3. Sort all valid combinations by totalized power;

4. Select a combination of equipment maps for lowest power consumption.

Rather than be 100% dependent on the latest calculation, or the last established result of these steps, the digital twin is constantly maintaining a scorecard of performance results. The digital twin model will automatically implement the best calculated combinations, but only if more than a predetermined percentage of performance results are better than the existing, installed performance maps on the physical equipment.

Of course, as the plant continues to operate, the digital twin is updated with the real time data. By consistently prioritizing the most efficient combination of equipment, this approach achieves the lowest consumption of the combined devices while satisfying the load.

The application of computing technology to the search for better combinations of setting means HVAC systems can maintain, or even improve, plant performance through codified persistence.

Preventing Drift and Perfecting Maintenance

Through recording the best observed performance combination, any deviation from a previous behavior is recorded. At that point, the platform can establish any drift in system performance. The predictive optimization therefore adapts and adjusts accordingly, maintaining the lowest plant performance, while detecting the anomaly.

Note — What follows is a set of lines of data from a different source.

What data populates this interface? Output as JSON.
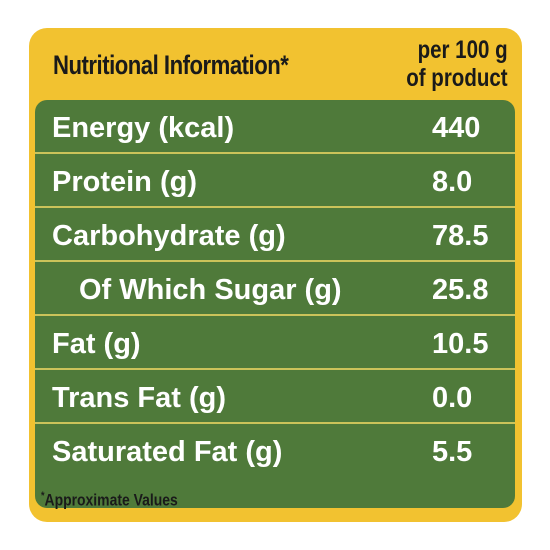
{
  "header": {
    "title": "Nutritional Information*",
    "per_line1": "per 100 g",
    "per_line2": "of product"
  },
  "rows": [
    {
      "label": "Energy (kcal)",
      "value": "440"
    },
    {
      "label": "Protein (g)",
      "value": "8.0"
    },
    {
      "label": "Carbohydrate (g)",
      "value": "78.5"
    },
    {
      "label": "Of Which Sugar (g)",
      "value": "25.8"
    },
    {
      "label": "Fat (g)",
      "value": "10.5"
    },
    {
      "label": "Trans Fat (g)",
      "value": "0.0"
    },
    {
      "label": "Saturated Fat (g)",
      "value": "5.5"
    }
  ],
  "footnote": {
    "marker": "*",
    "text": "Approximate Values"
  },
  "colors": {
    "panel": "#f2c230",
    "table": "#4f7a3a",
    "divider": "#cbc35a"
  }
}
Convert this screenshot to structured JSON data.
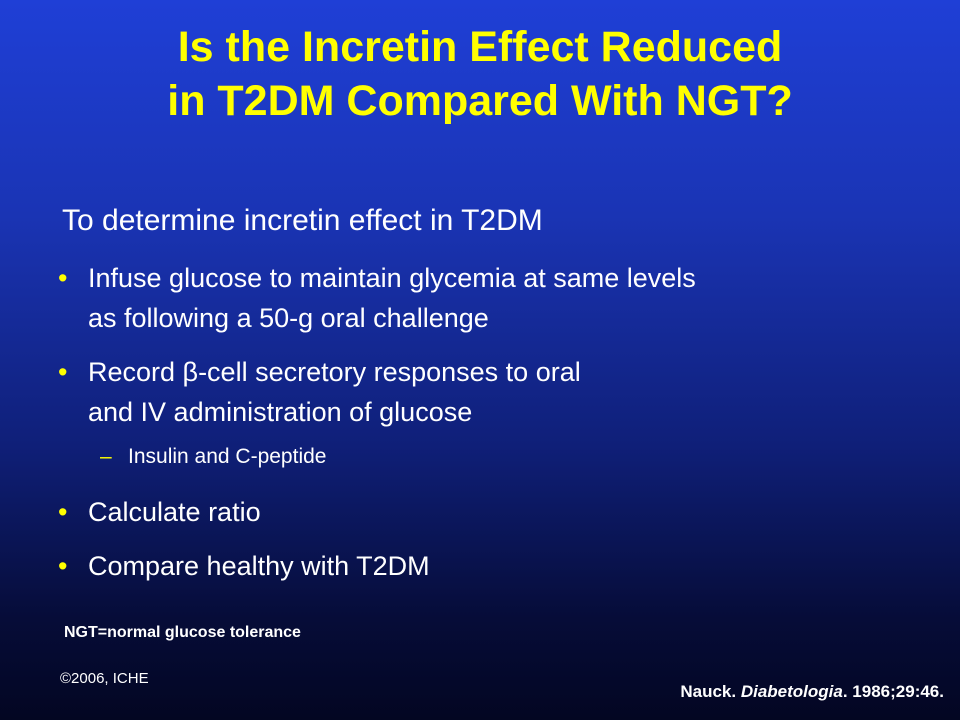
{
  "slide": {
    "title_line1": "Is the Incretin Effect Reduced",
    "title_line2": "in T2DM Compared With NGT?",
    "intro": "To determine incretin effect in T2DM",
    "bullet_symbol": "•",
    "sub_symbol": "–",
    "bullets": [
      {
        "line1": "Infuse glucose to maintain glycemia at same levels",
        "line2": "as following a 50-g oral challenge"
      },
      {
        "line1": "Record β-cell secretory responses to oral",
        "line2": "and IV administration of glucose"
      },
      {
        "line1": "Calculate ratio"
      },
      {
        "line1": "Compare healthy with T2DM"
      }
    ],
    "sub_bullet": "Insulin and C-peptide",
    "footnote": "NGT=normal glucose tolerance",
    "copyright": "©2006, ICHE",
    "citation": {
      "author": "Nauck. ",
      "journal": "Diabetologia",
      "details": ". 1986;29:46."
    }
  },
  "colors": {
    "title": "#ffff00",
    "text": "#ffffff",
    "background_top": "#1f3fd6",
    "background_bottom": "#030622"
  }
}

In parallel, it also flags the device for any service, maintenance or repair. Getting an early diagnostic allows the system to recover faster and bring it back to its early performance.

Improving overall asset performance, increasing system efficiency, and optimizing asset behavior all help a reliability engineer to predict and manage risk based on high quality data rather than assumptions based solely on experience.

This presents an example of the type of application in which digital technology in the form of a digital twin, can be very valuable. With more widespread application and feedback provided by a user community, further refinement of the technology and development of even more applications seems assured.

For now, it’s informative to review early applications and certainly advisable to consider using the digital twin for more HVAC projects in the near future.